Like a bizarre twist in a Philip Pullman novel, the educational fraternity has been fearfully scurrying around after news broke that the new education minister is a member of a mysterious religious sect. But the revelation that Ruth Kelly belongs to Opus Dei has shed no light on her suitability as custodian of the nation's schools. It is likely that she is more of a political pragmatist than a missionary doing God's work. Rather than trying to banish sex education from the classroom (1), the new education minister has bad behaviour on her mind.
On the face of it, Kelly is right to be concerned about indiscipline in our schools. If David Bell, the government's chief inspector for schools, is to be believed, behaviour in English schools is in decline. In his recent report (2), Bell declared that nine per cent of English schools are failing to maintain basic standards of discipline and behaviour, compared with five per cent a year ago (3). A National Audit Office report also criticised the government's effectiveness in tackling truancy in schools (4). The stubborn refusal of truancy rates to decline over the past eight years despite the government spending £885million on attendance initiatives, has brought into sharp focus the 50,000 pupils a day who bunk off.
It is easy to criticise Ruth Kelly's sudden focus on school discipline as crude electioneering (5). Her pronouncement of a policy of 'zero tolerance' on poor behaviour was a direct response to the Tory Party's election publicity, with an unsightly scramble to see who can sound toughest on schools in the run-up to the election.

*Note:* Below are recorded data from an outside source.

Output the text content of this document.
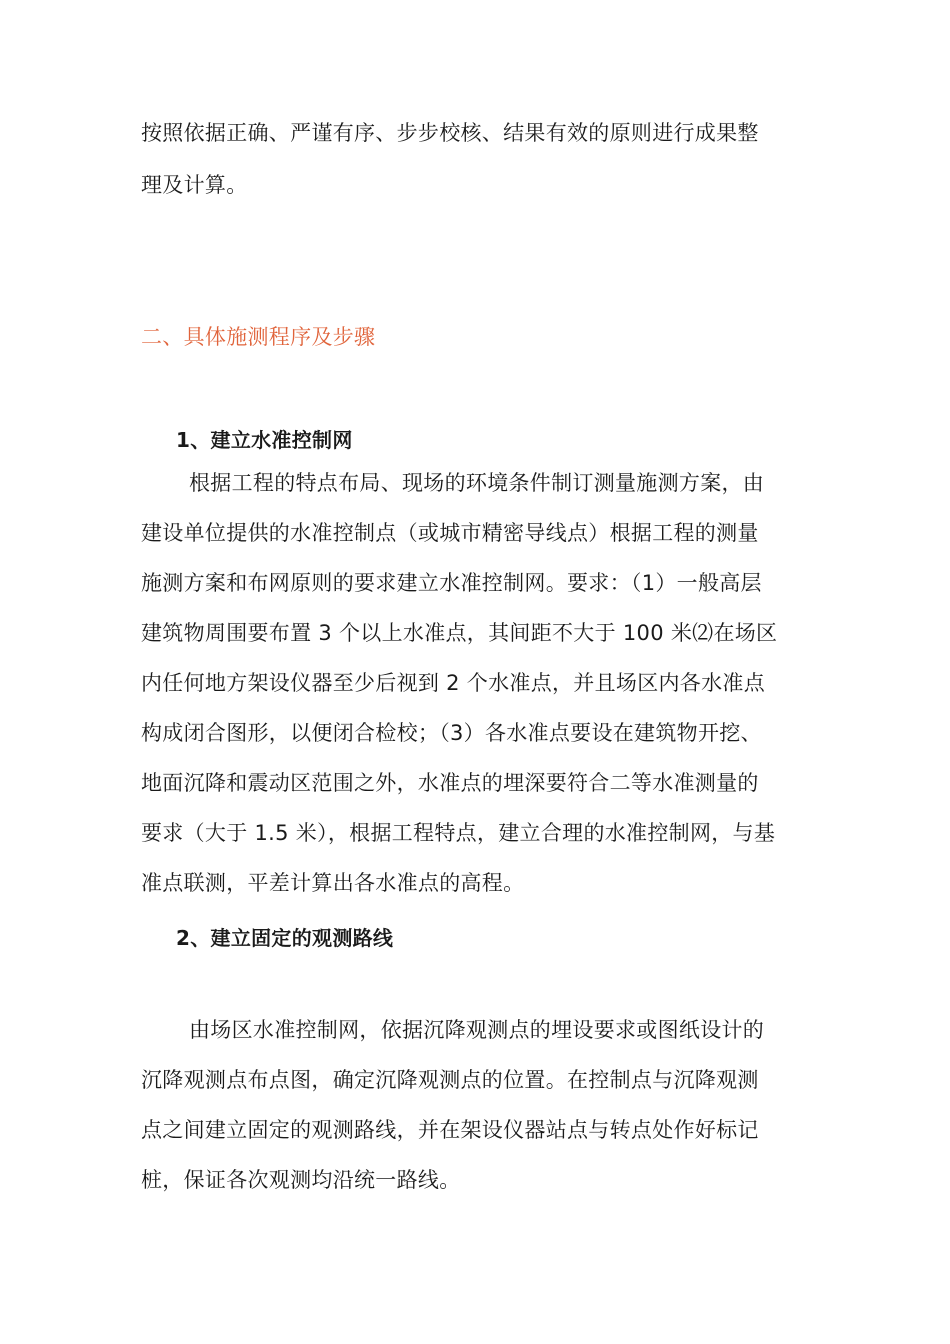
按照依据正确、严谨有序、步步校核、结果有效的原则进行成果整
理及计算。
二、具体施测程序及步骤
1、建立水准控制网
根据工程的特点布局、现场的环境条件制订测量施测方案，由
建设单位提供的水准控制点（或城市精密导线点）根据工程的测量
施测方案和布网原则的要求建立水准控制网。要求：（1）一般高层
建筑物周围要布置 3 个以上水准点，其间距不大于 100 米⑵在场区
内任何地方架设仪器至少后视到 2 个水准点，并且场区内各水准点
构成闭合图形，以便闭合检校；（3）各水准点要设在建筑物开挖、
地面沉降和震动区范围之外，水准点的埋深要符合二等水准测量的
要求（大于 1.5 米），根据工程特点，建立合理的水准控制网，与基
准点联测，平差计算出各水准点的高程。
2、建立固定的观测路线
由场区水准控制网，依据沉降观测点的埋设要求或图纸设计的
沉降观测点布点图，确定沉降观测点的位置。在控制点与沉降观测
点之间建立固定的观测路线，并在架设仪器站点与转点处作好标记
桩，保证各次观测均沿统一路线。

Yet now the gloves are coming off, what is revealed is a deep-seated lack of belief in education as an end in itself. Instead, the government sees schools as a blunt weapon in a war against what it sees as feckless parents and feral children. Education policy has become part of a wider attempt to control people's behaviour. The most important recent policy initiatives in regard to education are located in the Anti-Social Behaviour Act of 2003 (6). The act gives head teachers the authority to fine parents and issue parenting orders forcing them to attend counselling. More recently, schools have been given responsibility for policing pupils' diet by waging war on chips and fizzy drinks. Policing behaviour has completely overshadowed education as the government's priority for schools.
Schools are being used to try and hold fragmenting communities together. Many are opening classroom doors to innumerable social workers, counsellors and the police. The pressure on schools to act as vehicles for solving street crime, drug taking and controlling wayward parents is misplaced and itself a source of tension. Only a few head teachers have adopted the voluntary random drug testing suggested by the previous education minister, Charles Clarke – some head teachers understandably look upon this as a confrontational and authoritarian approach to take with young people. However, this is exactly the direction in which schools are being pushed.

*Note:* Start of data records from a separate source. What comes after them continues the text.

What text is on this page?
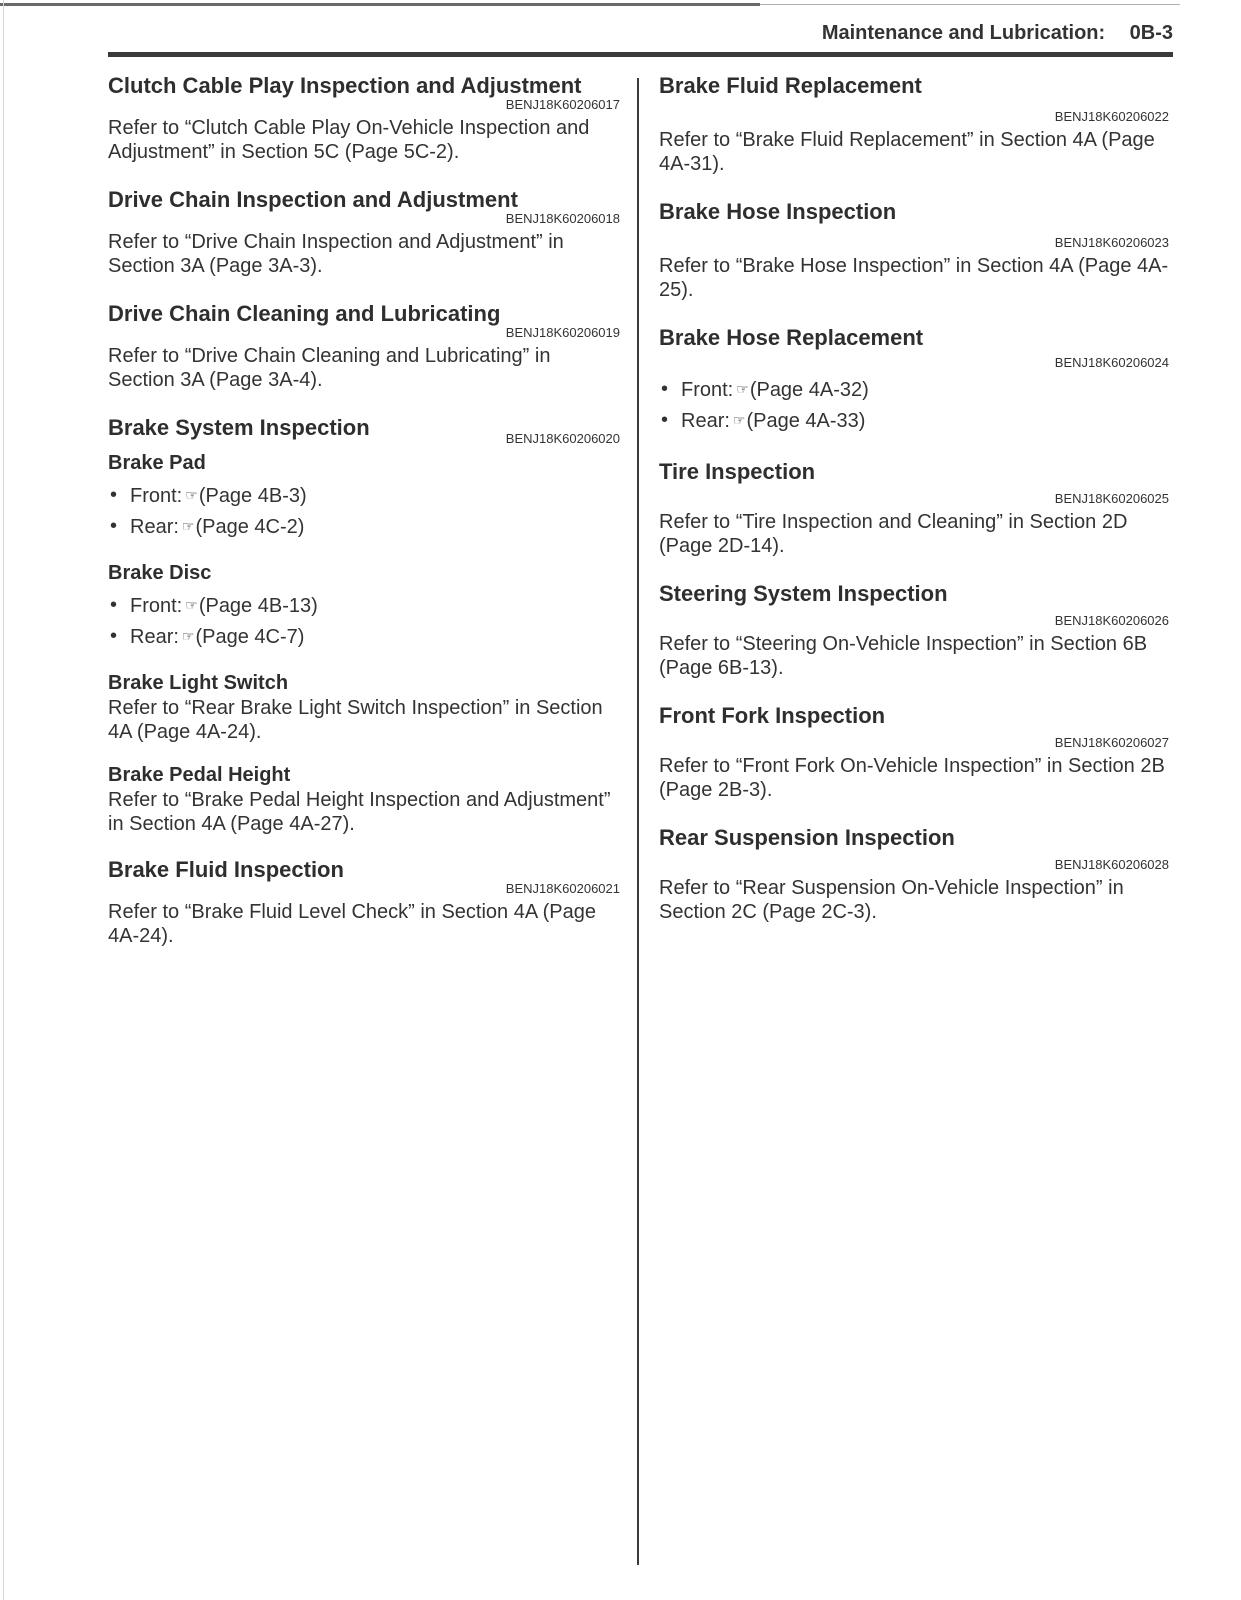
Maintenance and Lubrication: 0B-3
Clutch Cable Play Inspection and Adjustment
BENJ18K60206017
Refer to “Clutch Cable Play On-Vehicle Inspection and Adjustment” in Section 5C (Page 5C-2).
Drive Chain Inspection and Adjustment
BENJ18K60206018
Refer to “Drive Chain Inspection and Adjustment” in Section 3A (Page 3A-3).
Drive Chain Cleaning and Lubricating
BENJ18K60206019
Refer to “Drive Chain Cleaning and Lubricating” in Section 3A (Page 3A-4).
Brake System Inspection	BENJ18K60206020
Brake Pad
• Front: ☞(Page 4B-3)
• Rear: ☞(Page 4C-2)
Brake Disc
• Front: ☞(Page 4B-13)
• Rear: ☞(Page 4C-7)
Brake Light Switch
Refer to “Rear Brake Light Switch Inspection” in Section 4A (Page 4A-24).
Brake Pedal Height
Refer to “Brake Pedal Height Inspection and Adjustment” in Section 4A (Page 4A-27).
Brake Fluid Inspection
BENJ18K60206021
Refer to “Brake Fluid Level Check” in Section 4A (Page 4A-24).
Brake Fluid Replacement
BENJ18K60206022
Refer to “Brake Fluid Replacement” in Section 4A (Page 4A-31).
Brake Hose Inspection
BENJ18K60206023
Refer to “Brake Hose Inspection” in Section 4A (Page 4A-25).
Brake Hose Replacement
BENJ18K60206024
• Front: ☞(Page 4A-32)
• Rear: ☞(Page 4A-33)
Tire Inspection
BENJ18K60206025
Refer to “Tire Inspection and Cleaning” in Section 2D (Page 2D-14).
Steering System Inspection
BENJ18K60206026
Refer to “Steering On-Vehicle Inspection” in Section 6B (Page 6B-13).
Front Fork Inspection
BENJ18K60206027
Refer to “Front Fork On-Vehicle Inspection” in Section 2B (Page 2B-3).
Rear Suspension Inspection
BENJ18K60206028
Refer to “Rear Suspension On-Vehicle Inspection” in Section 2C (Page 2C-3).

For teachers, the classroom has become a problem of control rather than education. The only training most teachers get these days is on basic behaviour control techniques. Teachers are being told to focus on the petty aspects of misbehaviour, such as poor uniform and playing with mobile phones, and so on. Adopting a 'three strikes and you're out' approach, teachers are expected to patrol the schoolyard giving out yellow cards like deranged football referees.

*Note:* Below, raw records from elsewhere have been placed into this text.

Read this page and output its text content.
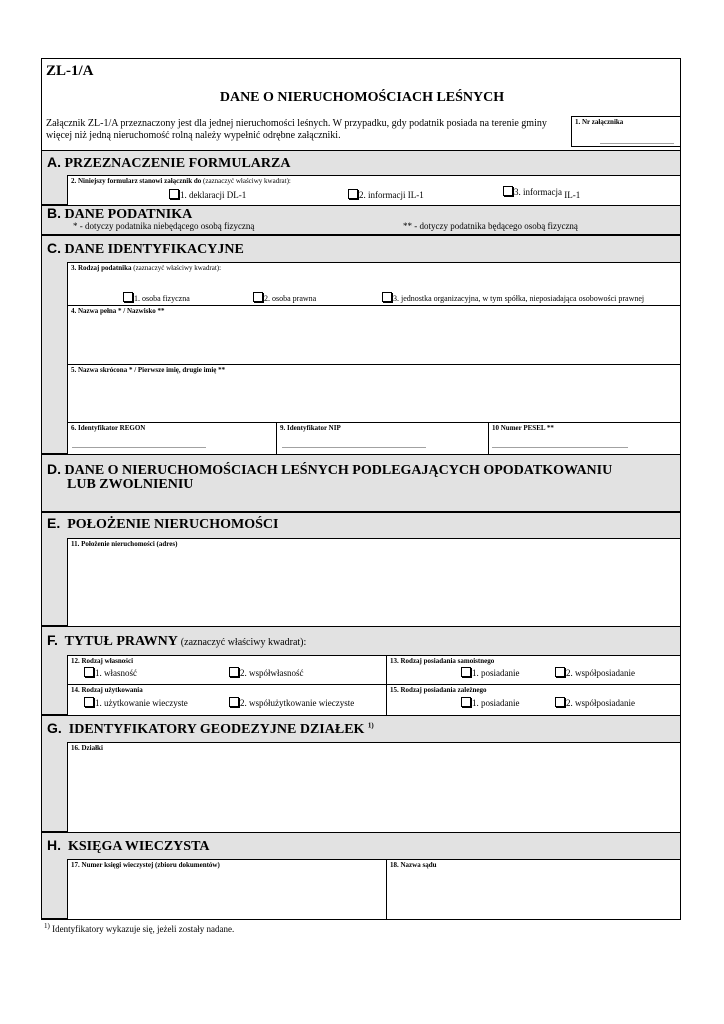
ZL-1/A
DANE O NIERUCHOMOŚCIACH LEŚNYCH
Załącznik ZL-1/A przeznaczony jest dla jednej nieruchomości leśnych. W przypadku, gdy podatnik posiada na terenie gminy więcej niż jedną nieruchomość rolną należy wypełnić odrębne załączniki.
1. Nr załącznika
.....................................
A. PRZEZNACZENIE FORMULARZA
2. Niniejszy formularz stanowi załącznik do (zaznaczyć właściwy kwadrat):
1. deklaracji DL-1	2. informacji IL-1	3. informacja IL-1
B. DANE PODATNIKA
* - dotyczy podatnika niebędącego osobą fizyczną	** - dotyczy podatnika będącego osobą fizyczną
C. DANE IDENTYFIKACYJNE
3. Rodzaj podatnika (zaznaczyć właściwy kwadrat):
1. osoba fizyczna	2. osoba prawna	3. jednostka organizacyjna, w tym spółka, nieposiadająca osobowości prawnej
4. Nazwa pełna * / Nazwisko **
5. Nazwa skrócona * / Pierwsze imię, drugie imię **
6. Identyfikator REGON	9. Identyfikator NIP	10 Numer PESEL **
...................................................................	........................................................................	....................................................................
D. DANE O NIERUCHOMOŚCIACH LEŚNYCH PODLEGAJĄCYCH OPODATKOWANIU
LUB ZWOLNIENIU
E. POŁOŻENIE NIERUCHOMOŚCI
11. Położenie nieruchomości (adres)
F. TYTUŁ PRAWNY (zaznaczyć właściwy kwadrat):
12. Rodzaj własności
1. własność	2. współwłasność
13. Rodzaj posiadania samoistnego
1. posiadanie	2. współposiadanie
14. Rodzaj użytkowania
1. użytkowanie wieczyste	2. współużytkowanie wieczyste
15. Rodzaj posiadania zależnego
1. posiadanie	2. współposiadanie
G. IDENTYFIKATORY GEODEZYJNE DZIAŁEK $^{1)}$
16. Działki
H. KSIĘGA WIECZYSTA
17. Numer księgi wieczystej (zbioru dokumentów)	18. Nazwa sądu
$^{1)}$ Identyfikatory wykazuje się, jeżeli zostały nadane.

Tackling the poor behaviour of pupils has always been a function of schools. Yet to make behaviour the central focus of education policy makes it clear that politicians have no real interest in education for its own sake. The collapse of belief in the intrinsic value of subject knowledge has created a vacuum at the centre of education policy into which politicians can bring their agenda. It is revealing that the Tomlinson Report published last year suggested reducing the core content of GSCEs dramatically, and emphasised work-based learning as opposed to academic study (7). Tomlinson is just reflecting the educational establishment's lack of a positive vision of what education can achieve. In this climate it is not surprising that teachers hold little authority over young people.
Attendance has now been raised to new heights in the agenda of every school. Pupils are more likely to be celebrated for just coming to school, with head teachers being encouraged to give prizes for good attendance. When you send little Rebecca to school you may discover her returning home with a cash reward if she manages a whole term without any absences (8). Even the sixth form, the traditional retreat of the academic student, has succumbed. The extension of the educational maintenance award (EMA) scheme across the country in 2004 has meant that instead of dealing with intellectual questions from aspiring academics at the end of class, a typical sixth-form lesson ends with the teacher filling out a plethora of EMA claims forms (9).
I suspect a sizeable percentage of sixth form students are now just turning up for the cash £30 a week. It is enough to make me wonder why I bother turning up to school myself.